The Variance Components option models the variation from measurement to measurement. The response is assumed to be a constant mean plus random effects associated with various levels of the classification.
Note: Once you select the Variance Components option, if you did not select the Model Type in the launch window (if you selected Decide Later), you are prompted to select the model type. For more information about model types, see Launch the Variability/Attribute Gauge Chart Platform.
Figure 8.5 Example of the Variance Components Report
The Variance Components report shows the estimates themselves. See Statistical Details for Variance Components.
From the launch window, click Analysis Settings to choose the method for computing variance components.

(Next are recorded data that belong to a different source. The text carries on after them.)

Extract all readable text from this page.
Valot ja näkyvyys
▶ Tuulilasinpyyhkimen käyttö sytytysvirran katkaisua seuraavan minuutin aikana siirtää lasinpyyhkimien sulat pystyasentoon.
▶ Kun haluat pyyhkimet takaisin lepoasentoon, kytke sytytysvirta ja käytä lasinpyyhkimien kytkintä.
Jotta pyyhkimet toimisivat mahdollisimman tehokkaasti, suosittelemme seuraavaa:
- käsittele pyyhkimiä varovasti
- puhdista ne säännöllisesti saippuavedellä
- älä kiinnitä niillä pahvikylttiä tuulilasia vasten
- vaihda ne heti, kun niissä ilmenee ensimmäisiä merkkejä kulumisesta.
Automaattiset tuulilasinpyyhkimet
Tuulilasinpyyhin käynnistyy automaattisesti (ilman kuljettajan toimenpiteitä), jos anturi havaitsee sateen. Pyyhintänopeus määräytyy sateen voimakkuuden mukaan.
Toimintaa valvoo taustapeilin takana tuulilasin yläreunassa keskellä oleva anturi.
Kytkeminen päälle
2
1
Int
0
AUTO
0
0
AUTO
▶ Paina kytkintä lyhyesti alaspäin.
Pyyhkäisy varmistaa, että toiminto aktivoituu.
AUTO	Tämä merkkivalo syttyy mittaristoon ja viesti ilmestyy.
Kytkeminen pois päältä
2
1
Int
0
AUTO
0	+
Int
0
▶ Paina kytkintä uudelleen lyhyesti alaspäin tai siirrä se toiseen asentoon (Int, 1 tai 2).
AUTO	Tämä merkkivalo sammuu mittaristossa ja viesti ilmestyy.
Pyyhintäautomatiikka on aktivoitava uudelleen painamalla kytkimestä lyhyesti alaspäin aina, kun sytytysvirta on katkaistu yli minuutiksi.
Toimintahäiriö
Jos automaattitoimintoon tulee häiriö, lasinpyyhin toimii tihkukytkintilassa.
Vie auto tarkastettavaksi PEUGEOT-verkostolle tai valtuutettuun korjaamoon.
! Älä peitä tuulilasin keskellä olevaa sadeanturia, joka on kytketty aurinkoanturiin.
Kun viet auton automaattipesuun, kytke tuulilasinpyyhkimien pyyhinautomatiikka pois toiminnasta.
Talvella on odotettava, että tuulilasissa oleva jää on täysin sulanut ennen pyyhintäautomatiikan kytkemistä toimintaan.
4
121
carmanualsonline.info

Figure 8.6 Analysis Settings Window
Chooses the best analysis from EMS or REML, using the same logic as the Choose best analysis (EMS, REML, or Bayesian) option. However, this option never uses the Bayesian method, even for negative variance components. The bounded REML method is used and any negative variance component is forced to be 0.
Uses the Bayesian method. The Bayesian method can handle unbalanced data and forces all variances components to be positive and nonzero. If there is confounding in the variance components, then the bounded REML method is used, and any negative variance component estimates are set to zero. The method implemented in JMP computes the posterior means using a modified version of Jeffreys’ prior. For details, see Portnoy (1971) and Sahai (1974).